Along these lines, in Madrid the European Union published a document entitled The European Green Deal, with guidelines for making this region carbon-neutral by 2050. Until recently, China was a case study in environmental degradation. Today, it is on the way to becoming a success story: its major cities no longer have the unbreathable air they were once known for, and the country’s public transport system is rapidly incorporating electrical power... In the United States, which has circumstantially distanced itself from the global debates on the low-carbon economy, California provides an example as it reconverted its own power grids.

Brazil is an environmental power, and on our own merits we are predestined to take an active role. Our challenge is to reconnect in a collective mobilization in order to face and overcome unacceptable problems in areas that are critical to human dignity, such as education and basic sanitation, which are still present as we move into the third decade of the twenty-first century.

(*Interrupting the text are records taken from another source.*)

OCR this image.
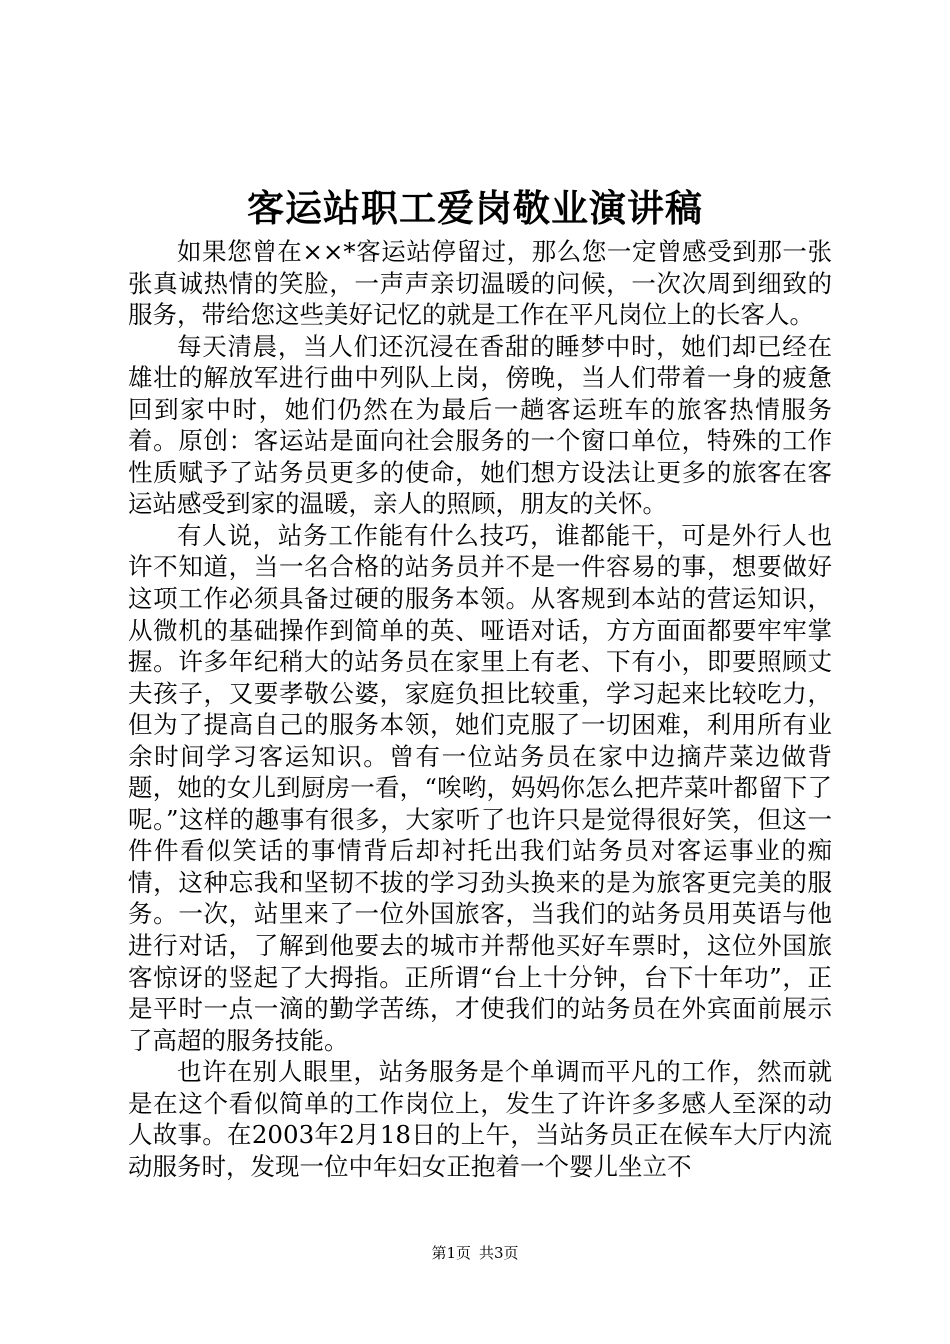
客运站职工爱岗敬业演讲稿

如果您曾在××*客运站停留过，那么您一定曾感受到那一张张真诚热情的笑脸，一声声亲切温暖的问候，一次次周到细致的服务，带给您这些美好记忆的就是工作在平凡岗位上的长客人。

每天清晨，当人们还沉浸在香甜的睡梦中时，她们却已经在雄壮的解放军进行曲中列队上岗，傍晚，当人们带着一身的疲惫回到家中时，她们仍然在为最后一趟客运班车的旅客热情服务着。原创：客运站是面向社会服务的一个窗口单位，特殊的工作性质赋予了站务员更多的使命，她们想方设法让更多的旅客在客运站感受到家的温暖，亲人的照顾，朋友的关怀。

有人说，站务工作能有什么技巧，谁都能干，可是外行人也许不知道，当一名合格的站务员并不是一件容易的事，想要做好这项工作必须具备过硬的服务本领。从客规到本站的营运知识，从微机的基础操作到简单的英、哑语对话，方方面面都要牢牢掌握。许多年纪稍大的站务员在家里上有老、下有小，即要照顾丈夫孩子，又要孝敬公婆，家庭负担比较重，学习起来比较吃力，但为了提高自己的服务本领，她们克服了一切困难，利用所有业余时间学习客运知识。曾有一位站务员在家中边摘芹菜边做背题，她的女儿到厨房一看，“唉哟，妈妈你怎么把芹菜叶都留下了呢。”这样的趣事有很多，大家听了也许只是觉得很好笑，但这一件件看似笑话的事情背后却衬托出我们站务员对客运事业的痴情，这种忘我和坚韧不拔的学习劲头换来的是为旅客更完美的服务。一次，站里来了一位外国旅客，当我们的站务员用英语与他进行对话，了解到他要去的城市并帮他买好车票时，这位外国旅客惊讶的竖起了大拇指。正所谓“台上十分钟，台下十年功”，正是平时一点一滴的勤学苦练，才使我们的站务员在外宾面前展示了高超的服务技能。

也许在别人眼里，站务服务是个单调而平凡的工作，然而就是在这个看似简单的工作岗位上，发生了许许多多感人至深的动人故事。在2003年2月18日的上午，当站务员正在候车大厅内流动服务时，发现一位中年妇女正抱着一个婴儿坐立不

第1页 共3页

What is essential right now is a careful vision that truly focuses on a sustainable future for the planet, which involves promoting and respecting the path our civilization will follow toward the circular economy and bioeconomy. Here, I speak directly of the survival of all of us. For this reason, we need to move away from discourse that is belittled by backwards, ideological biases and move toward working in cooperative networks in order to reinvent the ways we inhabit the Earth. We no longer can hesitate. Our future depends on this moment.

By Paulo Hartung
Hartung was a three-time governor of Espírito Santo State, Brazil (2003–2010, 2015–2018) and is now CEO of the Brazilian Tree Industry (Ibá).